ISIS may have a few problems with the social niceties. Their tendencies to murder, rape, enslave and behead are well known, as if their love of genocide.
But it appears that many local businesses are choosing to move under their governance. The reason? ISIS operates in a predictable fashion without the corruption tax imposed by other regimes.
I wonder how long it will be before our government signs a trade agreement with ISIS and begins shipping whatever American jobs are left to them.
From The Telegraph:
His business partner in Raqqa had been arrested, the inspector told him, and he would not be released until his company paid the $100,000 (£65,000) it owed the “Caliphate”.
“They told me that because I have a lot of money, I have to pay my share,” said Ammar, whose asked that his real name not be used. “They analyse your income and take a percentage.”
As Isil works to establish its empire, the jihadists have become fastidious bureaucrats: imposing taxes, paying fixed salaries and imposing trading standards laws in a bid to create a healthy economy that will sustain their autocratic rule.
Yet despite brutal punishments for those who break the laws, many Syrian businessmen see Isil as the only option when compared to the anarchy that prevails in areas controlled by other rebels, including Western-backed groups.
Ammar, who deals in cars, houses and poultry, is largely secular and privately despises the jihadists (he refers to the Isil-held “capital” of Raqqa as “the big prison”).
Yet he admits that he now works almost exclusively in their areas, having had $150,000 worth of stock stolen by a gang in turf run by another armed faction.
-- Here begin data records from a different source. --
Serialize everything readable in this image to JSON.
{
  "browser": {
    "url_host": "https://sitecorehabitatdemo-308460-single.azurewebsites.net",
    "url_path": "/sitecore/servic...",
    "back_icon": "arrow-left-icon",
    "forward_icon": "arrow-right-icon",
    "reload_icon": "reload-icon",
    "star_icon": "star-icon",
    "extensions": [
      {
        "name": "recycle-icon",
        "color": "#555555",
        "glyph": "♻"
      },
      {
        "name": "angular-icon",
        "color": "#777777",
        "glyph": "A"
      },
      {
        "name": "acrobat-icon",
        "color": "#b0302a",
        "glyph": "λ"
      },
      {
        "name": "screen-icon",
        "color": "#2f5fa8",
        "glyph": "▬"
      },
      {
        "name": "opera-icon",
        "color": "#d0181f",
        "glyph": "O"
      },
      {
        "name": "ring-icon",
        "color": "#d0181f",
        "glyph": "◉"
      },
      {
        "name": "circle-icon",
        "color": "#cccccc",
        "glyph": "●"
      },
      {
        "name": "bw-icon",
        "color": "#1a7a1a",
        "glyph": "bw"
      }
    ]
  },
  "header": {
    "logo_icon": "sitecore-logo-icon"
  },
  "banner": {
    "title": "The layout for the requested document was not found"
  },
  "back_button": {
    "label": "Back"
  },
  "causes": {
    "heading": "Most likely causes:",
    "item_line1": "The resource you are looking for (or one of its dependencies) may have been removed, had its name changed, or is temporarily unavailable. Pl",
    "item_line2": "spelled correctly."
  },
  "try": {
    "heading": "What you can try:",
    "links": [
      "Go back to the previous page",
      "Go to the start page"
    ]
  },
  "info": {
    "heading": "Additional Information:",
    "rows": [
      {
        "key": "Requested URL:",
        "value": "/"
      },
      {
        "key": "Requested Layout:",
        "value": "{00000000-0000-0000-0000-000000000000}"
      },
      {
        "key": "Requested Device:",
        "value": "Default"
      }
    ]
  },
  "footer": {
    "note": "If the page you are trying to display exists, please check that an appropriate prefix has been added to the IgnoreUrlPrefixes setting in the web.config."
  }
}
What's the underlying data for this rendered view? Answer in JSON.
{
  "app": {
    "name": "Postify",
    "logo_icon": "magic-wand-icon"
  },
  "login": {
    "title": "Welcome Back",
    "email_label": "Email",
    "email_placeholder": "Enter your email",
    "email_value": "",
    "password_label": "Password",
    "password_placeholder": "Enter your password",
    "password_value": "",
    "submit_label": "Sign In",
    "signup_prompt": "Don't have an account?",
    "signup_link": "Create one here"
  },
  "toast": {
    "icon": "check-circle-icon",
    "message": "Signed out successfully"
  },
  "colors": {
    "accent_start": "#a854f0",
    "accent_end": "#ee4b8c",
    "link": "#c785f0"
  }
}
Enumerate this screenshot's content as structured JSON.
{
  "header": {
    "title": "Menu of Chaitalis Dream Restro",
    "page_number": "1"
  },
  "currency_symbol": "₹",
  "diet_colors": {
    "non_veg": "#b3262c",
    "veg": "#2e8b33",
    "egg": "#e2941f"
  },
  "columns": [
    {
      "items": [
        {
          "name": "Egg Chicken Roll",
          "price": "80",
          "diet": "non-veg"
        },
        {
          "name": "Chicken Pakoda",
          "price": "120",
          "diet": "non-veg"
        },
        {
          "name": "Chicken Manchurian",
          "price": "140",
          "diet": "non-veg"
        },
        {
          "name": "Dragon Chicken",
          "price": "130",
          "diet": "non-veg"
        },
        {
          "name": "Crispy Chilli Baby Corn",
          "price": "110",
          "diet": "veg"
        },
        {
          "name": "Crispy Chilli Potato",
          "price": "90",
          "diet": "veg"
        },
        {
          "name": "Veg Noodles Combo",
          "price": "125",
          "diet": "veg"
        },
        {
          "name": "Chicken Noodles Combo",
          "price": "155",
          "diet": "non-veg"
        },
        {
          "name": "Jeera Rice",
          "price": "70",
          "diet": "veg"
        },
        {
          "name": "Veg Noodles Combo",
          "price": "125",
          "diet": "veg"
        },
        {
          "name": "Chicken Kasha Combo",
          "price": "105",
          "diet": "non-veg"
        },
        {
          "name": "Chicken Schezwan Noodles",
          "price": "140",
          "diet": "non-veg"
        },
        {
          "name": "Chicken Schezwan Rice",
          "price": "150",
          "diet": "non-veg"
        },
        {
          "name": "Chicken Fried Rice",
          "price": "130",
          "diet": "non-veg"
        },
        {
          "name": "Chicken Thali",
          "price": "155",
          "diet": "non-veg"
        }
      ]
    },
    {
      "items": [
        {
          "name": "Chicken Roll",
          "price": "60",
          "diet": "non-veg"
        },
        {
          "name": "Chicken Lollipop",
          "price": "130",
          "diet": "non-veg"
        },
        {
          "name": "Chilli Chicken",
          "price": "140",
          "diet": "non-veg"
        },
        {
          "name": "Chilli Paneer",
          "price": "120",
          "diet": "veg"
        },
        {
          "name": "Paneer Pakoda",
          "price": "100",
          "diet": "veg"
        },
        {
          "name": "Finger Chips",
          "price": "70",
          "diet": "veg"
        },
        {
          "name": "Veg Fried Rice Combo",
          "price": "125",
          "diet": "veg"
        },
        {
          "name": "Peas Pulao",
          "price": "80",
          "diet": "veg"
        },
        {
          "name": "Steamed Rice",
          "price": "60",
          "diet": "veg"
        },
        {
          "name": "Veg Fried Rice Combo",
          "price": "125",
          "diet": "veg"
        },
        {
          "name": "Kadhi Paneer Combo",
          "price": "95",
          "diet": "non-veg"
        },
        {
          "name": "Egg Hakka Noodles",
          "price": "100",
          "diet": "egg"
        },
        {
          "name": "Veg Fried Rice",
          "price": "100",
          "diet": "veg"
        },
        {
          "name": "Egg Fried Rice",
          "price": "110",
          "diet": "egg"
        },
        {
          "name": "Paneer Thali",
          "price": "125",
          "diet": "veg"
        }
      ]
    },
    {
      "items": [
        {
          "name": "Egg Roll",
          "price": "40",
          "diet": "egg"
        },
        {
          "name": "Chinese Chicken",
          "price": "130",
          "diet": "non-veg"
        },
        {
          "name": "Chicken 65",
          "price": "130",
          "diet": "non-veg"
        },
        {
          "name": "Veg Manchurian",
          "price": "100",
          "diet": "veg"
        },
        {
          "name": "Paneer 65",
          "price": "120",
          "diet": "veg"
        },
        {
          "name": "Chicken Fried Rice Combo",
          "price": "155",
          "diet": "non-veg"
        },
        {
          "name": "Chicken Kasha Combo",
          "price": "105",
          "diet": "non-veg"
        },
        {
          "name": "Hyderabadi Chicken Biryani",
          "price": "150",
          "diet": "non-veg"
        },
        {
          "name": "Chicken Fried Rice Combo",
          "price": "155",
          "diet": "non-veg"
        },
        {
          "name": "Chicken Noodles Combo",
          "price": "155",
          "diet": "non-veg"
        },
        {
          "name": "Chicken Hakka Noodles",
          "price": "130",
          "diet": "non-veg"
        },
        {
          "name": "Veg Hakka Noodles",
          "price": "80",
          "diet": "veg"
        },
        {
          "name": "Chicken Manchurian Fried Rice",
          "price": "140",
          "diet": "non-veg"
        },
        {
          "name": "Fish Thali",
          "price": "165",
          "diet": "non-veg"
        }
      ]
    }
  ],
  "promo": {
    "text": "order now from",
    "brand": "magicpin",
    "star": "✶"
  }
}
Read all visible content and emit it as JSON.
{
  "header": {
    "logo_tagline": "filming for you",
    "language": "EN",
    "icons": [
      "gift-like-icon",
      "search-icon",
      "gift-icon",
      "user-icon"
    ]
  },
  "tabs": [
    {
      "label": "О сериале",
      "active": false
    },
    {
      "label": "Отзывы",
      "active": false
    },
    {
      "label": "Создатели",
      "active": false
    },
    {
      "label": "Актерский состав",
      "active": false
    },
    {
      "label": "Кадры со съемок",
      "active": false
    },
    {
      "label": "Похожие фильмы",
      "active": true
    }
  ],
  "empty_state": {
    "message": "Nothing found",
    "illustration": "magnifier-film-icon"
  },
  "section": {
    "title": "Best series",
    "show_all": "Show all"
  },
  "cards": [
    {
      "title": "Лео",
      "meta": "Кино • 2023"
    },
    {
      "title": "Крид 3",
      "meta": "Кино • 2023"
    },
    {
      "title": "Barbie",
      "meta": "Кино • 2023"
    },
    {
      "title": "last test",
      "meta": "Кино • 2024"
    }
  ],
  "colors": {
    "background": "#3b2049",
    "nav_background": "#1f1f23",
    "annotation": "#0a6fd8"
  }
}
Likewise, when he traded in areas controlled by the Syrian government, he was detained by a pro-regime militia, who demanded a bribe of $25,000 for his release.
While Isil charges zakat, the alms payment in Islam – essentially an income tax – to those residents who can afford it, Ammar said businesses were protected from theft and corruption.
“When I take chickens that I have bought from farmers in the rural areas to Raqqa the first thing I have to do is go to the zakat office and pay the standard 2.5 per cent. They then give me a voucher that allows me to sell the produce in the city.”
The model is being applied across Isil territory in Syria, and to such a degree that businesses are now choosing to move their industry into Isil areas.